Ralf Jung, Hoang-Hai Dang, Jeehoon Kang, Derek Dreyer. POPL 2020.
Paper Talk at POPL Technical Appendix Coq Formalization Artifact (with VM)
Type systems are useful not just for the safety guarantees they provide, but also for helping compilers generate more efficient code by simplifying important program analyses. In Rust, the type system imposes a strict discipline on pointer aliasing, and it is an express goal of the Rust compiler developers to make use of that alias information for the purpose of program optimizations that reorder memory accesses. The problem is that Rust also supports unsafe code, and programmers can write unsafe code that bypasses the usual compiler checks to violate the aliasing discipline.

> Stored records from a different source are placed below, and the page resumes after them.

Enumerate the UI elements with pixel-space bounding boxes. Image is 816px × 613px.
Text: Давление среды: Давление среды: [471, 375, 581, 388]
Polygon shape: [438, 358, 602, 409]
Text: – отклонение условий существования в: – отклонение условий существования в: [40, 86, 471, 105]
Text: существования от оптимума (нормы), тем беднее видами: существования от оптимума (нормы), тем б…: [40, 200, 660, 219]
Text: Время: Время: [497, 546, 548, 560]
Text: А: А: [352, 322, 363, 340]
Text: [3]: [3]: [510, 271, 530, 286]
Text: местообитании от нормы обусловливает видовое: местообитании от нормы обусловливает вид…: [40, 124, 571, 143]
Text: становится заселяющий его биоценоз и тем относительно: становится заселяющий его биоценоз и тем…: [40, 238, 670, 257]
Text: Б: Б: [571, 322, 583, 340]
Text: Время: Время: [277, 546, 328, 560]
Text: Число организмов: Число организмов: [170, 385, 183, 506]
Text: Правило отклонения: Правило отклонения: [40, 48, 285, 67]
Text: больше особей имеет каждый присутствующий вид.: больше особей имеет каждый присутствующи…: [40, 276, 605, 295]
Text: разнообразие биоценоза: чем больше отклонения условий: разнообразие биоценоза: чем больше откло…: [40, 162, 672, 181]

To strike a balance between optimizations and unsafe code, the language needs to provide a set of rules such that unsafe code authors can be sure, if they are following these rules, that the compiler will preserve the semantics of their code despite all the optimizations it is doing.
In this work, we propose Stacked Borrows, an operational semantics for memory accesses in Rust. Stacked Borrows defines an aliasing discipline and declares programs violating it to have undefined behavior, meaning the compiler does not have to consider such programs when performing optimizations. We give formal proofs (mechanized in Coq) showing that this rules out enough programs to enable optimizations that reorder memory accesses around unknown code and function calls, based solely on intraprocedural reasoning. We also implemented this operational model in an interpreter for Rust and ran large parts of the Rust standard library test suite in the interpreter to validate that the model permits enough real-world unsafe Rust code.